Yes, pump and dump is absolutely illegal in the United States. As a matter of fact, this type of tactic is illegal in most countries around the globe. You must have heard of this type of strategy from somewhere, or the idea of it could have erupted in your head, but the thing is, if you’re going down this path, you should be aware of the serious legal trouble you can get in later down the line.

Pump And Dump

What’s a Pump and Dump?

It​‍​‌‍​‍‌​‍​‌‍​‍‌ is a widely known scam from a long time ago that a pump and dump is essentially one. To give the idea of it in the simplest words possible, well, it is when an individual or group disseminates completely fabricated or at least greatly misleading information in order to convince people to buy a stock or a cryptocurrency. Because of all the buying, the price skyrockets, hence the “pump.” After that, the fraudsters unload their shares at the high price, hence the ​‍​‌‍​‍‌​‍​‌‍​‍‌“dump.”

The​‍​‌‍​‍‌​‍​‌‍​‍‌ price goes down drastically after these people withdraw their money, and regular investors are stuck with heavy losses. To put it simply, it’s a ploy from the time when the stock market was in its infancy, and presently, it has also penetrated the crypto ​‍​‌‍​‍‌​‍​‌‍​‍‌world.

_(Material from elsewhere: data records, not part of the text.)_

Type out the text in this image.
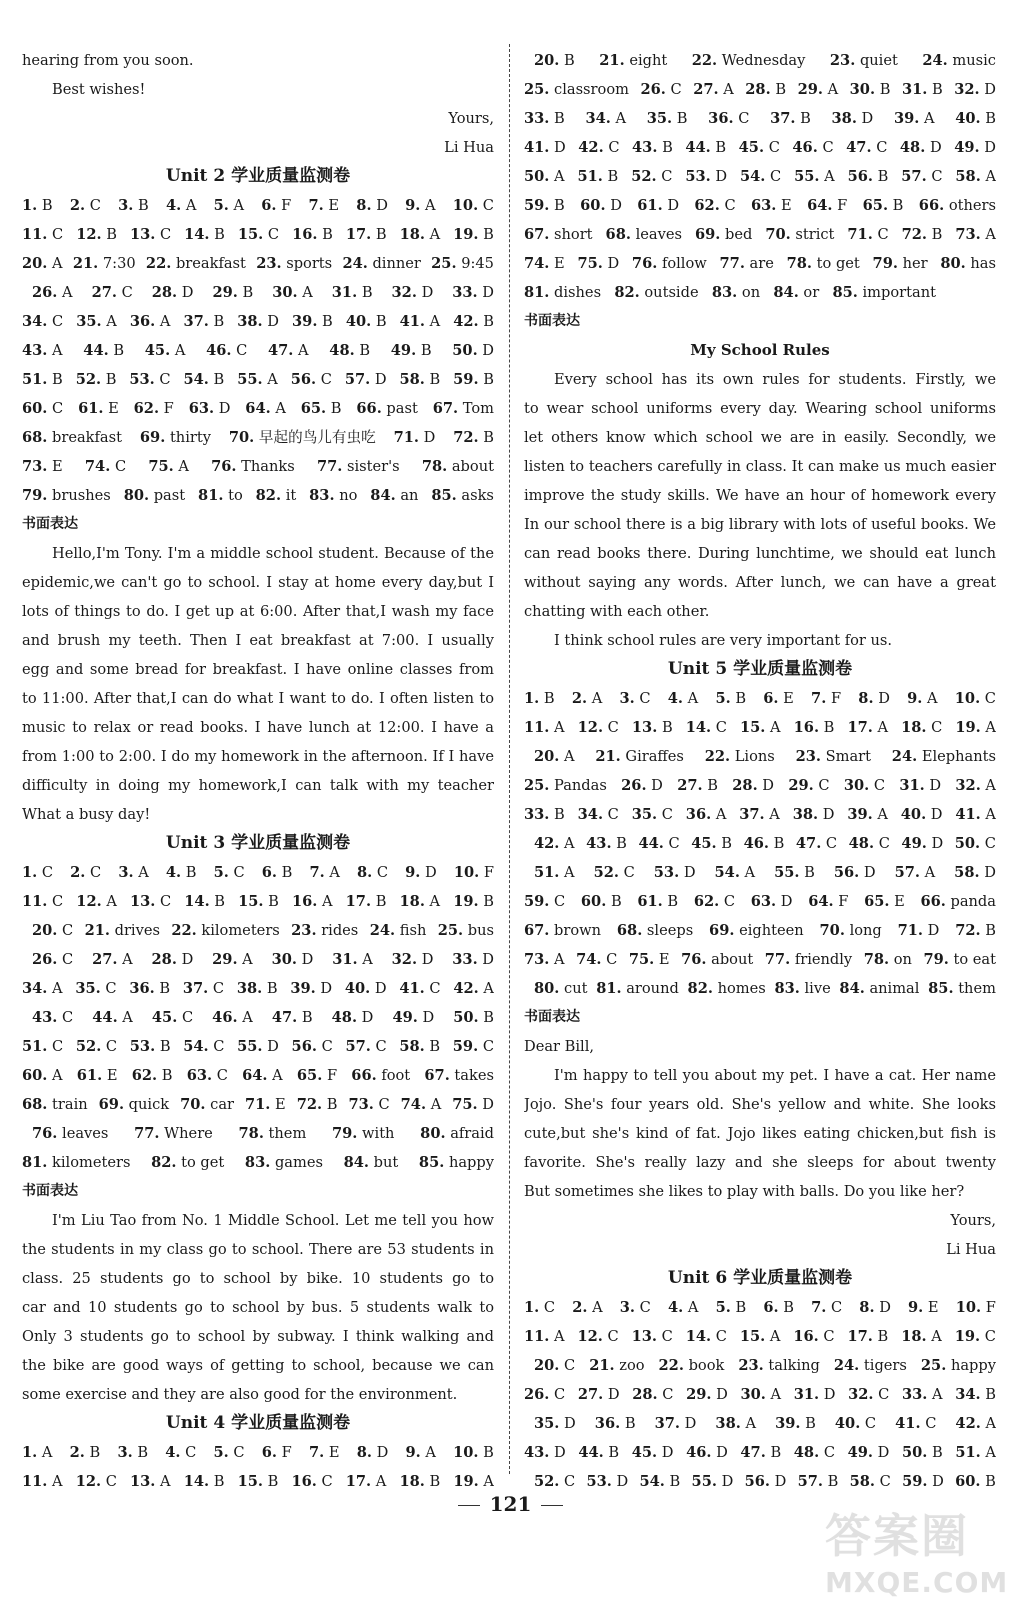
hearing from you soon.
Best wishes!
Yours,
Li Hua
Unit 2 学业质量监测卷
1. B 2. C 3. B 4. A 5. A 6. F 7. E 8. D 9. A 10. C
11. C 12. B 13. C 14. B 15. C 16. B 17. B 18. A 19. B
20. A 21. 7:30 22. breakfast 23. sports 24. dinner 25. 9:45
26. A 27. C 28. D 29. B 30. A 31. B 32. D 33. D
34. C 35. A 36. A 37. B 38. D 39. B 40. B 41. A 42. B
43. A 44. B 45. A 46. C 47. A 48. B 49. B 50. D
51. B 52. B 53. C 54. B 55. A 56. C 57. D 58. B 59. B
60. C 61. E 62. F 63. D 64. A 65. B 66. past 67. Tom
68. breakfast 69. thirty 70. 早起的鸟儿有虫吃 71. D 72. B
73. E 74. C 75. A 76. Thanks 77. sister's 78. about
79. brushes 80. past 81. to 82. it 83. no 84. an 85. asks
书面表达
Hello,I'm Tony. I'm a middle school student. Because of the
epidemic,we can't go to school. I stay at home every day,but I
lots of things to do. I get up at 6:00. After that,I wash my face
and brush my teeth. Then I eat breakfast at 7:00. I usually
egg and some bread for breakfast. I have online classes from
to 11:00. After that,I can do what I want to do. I often listen to
music to relax or read books. I have lunch at 12:00. I have a
from 1:00 to 2:00. I do my homework in the afternoon. If I have
difficulty in doing my homework,I can talk with my teacher
What a busy day!
Unit 3 学业质量监测卷
1. C 2. C 3. A 4. B 5. C 6. B 7. A 8. C 9. D 10. F
11. C 12. A 13. C 14. B 15. B 16. A 17. B 18. A 19. B
20. C 21. drives 22. kilometers 23. rides 24. fish 25. bus
26. C 27. A 28. D 29. A 30. D 31. A 32. D 33. D
34. A 35. C 36. B 37. C 38. B 39. D 40. D 41. C 42. A
43. C 44. A 45. C 46. A 47. B 48. D 49. D 50. B
51. C 52. C 53. B 54. C 55. D 56. C 57. C 58. B 59. C
60. A 61. E 62. B 63. C 64. A 65. F 66. foot 67. takes
68. train 69. quick 70. car 71. E 72. B 73. C 74. A 75. D
76. leaves 77. Where 78. them 79. with 80. afraid
81. kilometers 82. to get 83. games 84. but 85. happy
书面表达
I'm Liu Tao from No. 1 Middle School. Let me tell you how
the students in my class go to school. There are 53 students in
class. 25 students go to school by bike. 10 students go to
car and 10 students go to school by bus. 5 students walk to
Only 3 students go to school by subway. I think walking and
the bike are good ways of getting to school, because we can
some exercise and they are also good for the environment.
Unit 4 学业质量监测卷
1. A 2. B 3. B 4. C 5. C 6. F 7. E 8. D 9. A 10. B
11. A 12. C 13. A 14. B 15. B 16. C 17. A 18. B 19. A
20. B 21. eight 22. Wednesday 23. quiet 24. music
25. classroom 26. C 27. A 28. B 29. A 30. B 31. B 32. D
33. B 34. A 35. B 36. C 37. B 38. D 39. A 40. B
41. D 42. C 43. B 44. B 45. C 46. C 47. C 48. D 49. D
50. A 51. B 52. C 53. D 54. C 55. A 56. B 57. C 58. A
59. B 60. D 61. D 62. C 63. E 64. F 65. B 66. others
67. short 68. leaves 69. bed 70. strict 71. C 72. B 73. A
74. E 75. D 76. follow 77. are 78. to get 79. her 80. has
81. dishes 82. outside 83. on 84. or 85. important
书面表达
My School Rules
Every school has its own rules for students. Firstly, we
to wear school uniforms every day. Wearing school uniforms
let others know which school we are in easily. Secondly, we
listen to teachers carefully in class. It can make us much easier
improve the study skills. We have an hour of homework every
In our school there is a big library with lots of useful books. We
can read books there. During lunchtime, we should eat lunch
without saying any words. After lunch, we can have a great
chatting with each other.
I think school rules are very important for us.
Unit 5 学业质量监测卷
1. B 2. A 3. C 4. A 5. B 6. E 7. F 8. D 9. A 10. C
11. A 12. C 13. B 14. C 15. A 16. B 17. A 18. C 19. A
20. A 21. Giraffes 22. Lions 23. Smart 24. Elephants
25. Pandas 26. D 27. B 28. D 29. C 30. C 31. D 32. A
33. B 34. C 35. C 36. A 37. A 38. D 39. A 40. D 41. A
42. A 43. B 44. C 45. B 46. B 47. C 48. C 49. D 50. C
51. A 52. C 53. D 54. A 55. B 56. D 57. A 58. D
59. C 60. B 61. B 62. C 63. D 64. F 65. E 66. panda
67. brown 68. sleeps 69. eighteen 70. long 71. D 72. B
73. A 74. C 75. E 76. about 77. friendly 78. on 79. to eat
80. cut 81. around 82. homes 83. live 84. animal 85. them
书面表达
Dear Bill,
I'm happy to tell you about my pet. I have a cat. Her name
Jojo. She's four years old. She's yellow and white. She looks
cute,but she's kind of fat. Jojo likes eating chicken,but fish is
favorite. She's really lazy and she sleeps for about twenty
But sometimes she likes to play with balls. Do you like her?
Yours,
Li Hua
Unit 6 学业质量监测卷
1. C 2. A 3. C 4. A 5. B 6. B 7. C 8. D 9. E 10. F
11. A 12. C 13. C 14. C 15. A 16. C 17. B 18. A 19. C
20. C 21. zoo 22. book 23. talking 24. tigers 25. happy
26. C 27. D 28. C 29. D 30. A 31. D 32. C 33. A 34. B
35. D 36. B 37. D 38. A 39. B 40. C 41. C 42. A
43. D 44. B 45. D 46. D 47. B 48. C 49. D 50. B 51. A
52. C 53. D 54. B 55. D 56. D 57. B 58. C 59. D 60. B
121
答案圈
MXQE.COM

How Do These Scams Actually Work?

In​‍​‌‍​‍‌​‍​‌‍​‍‌ the past, fraudsters operated pump and dump schemes via “boiler rooms” that involved making cold calls to trick investors into buying low-priced stocks. Now, the majority of the work is done on the internet. Scammers rely on social media, group chats, counterfeit websites, or even influencer accounts to create excitement around a stock or a ​‍​‌‍​‍‌​‍​‌‍​‍‌coin.

In​‍​‌‍​‍‌​‍​‌‍​‍‌ order to hype people up, they could assert that they have “inside info” or invent success stories. As soon as the price increases, they get rid of their products quickly; thus, most people are left with shares or tokens that have no value. Small-cap stocks and newly launched cryptocurrencies are usually the ones to which these kinds of operations are directed because of the simplicity of the ​‍​‌‍​‍‌​‍​‌‍​‍‌manipulation.

Is Pump and Dump Illegal in the U.S.?

Yes​‍​‌‍​‍‌​‍​‌‍​‍‌, absolutely illegal. According to 18 U.S. Code § 1348, it is, in actuality, a crime punishable at the federal level to trick or exploit investors for personal gain. Just the endeavor of performing a pump and dump without benefiting financially is also regarded as an unlawful ​‍​‌‍​‍‌​‍​‌‍​‍‌act.

If​‍​‌‍​‍‌​‍​‌‍​‍‌ you are caught, you may be sentenced to 25 years in prison at most and be liable for very large fines. Moreover, it is not only the principal perpetrators that this threat concerns, as a matter of fact, any individual who deliberately facilitates the dissemination of false information can also be severely ​‍​‌‍​‍‌​‍​‌‍​‍‌punished.

Real-Life Examples

One​‍​‌‍​‍‌​‍​‌‍​‍‌ of the most famous examples is Stratton Oakmont, the firm that was associated with Jordan Belfort, maybe you got the reference from The Wolf of Wall Street. That was a fun movie, but it is a real story. Like, what they did was to artificially inflate the value of the low-priced stocks, sell them at the high prices, and then the investors were the ones to bear the ​‍​‌‍​‍‌​‍​‌‍​‍‌losses.

For​‍​‌‍​‍‌​‍​‌‍​‍‌ quite a while, the crypto market has been full of stories about “pump groups” on Telegram and Discord doing exactly the same thing: they choose random coins, make a fuss about them, unload their stocks, and then vanish. In fact, the case of Enron, a major corporate scandal, has been found to utilize manipulative tactics of the same kind before its ​‍​‌‍​‍‌​‍​‌‍​‍‌collapse. It sounds a get-rich-quick scheme, which it of course is, but you’ll get in some serious trouble for doing something like that. Keep that one in mind.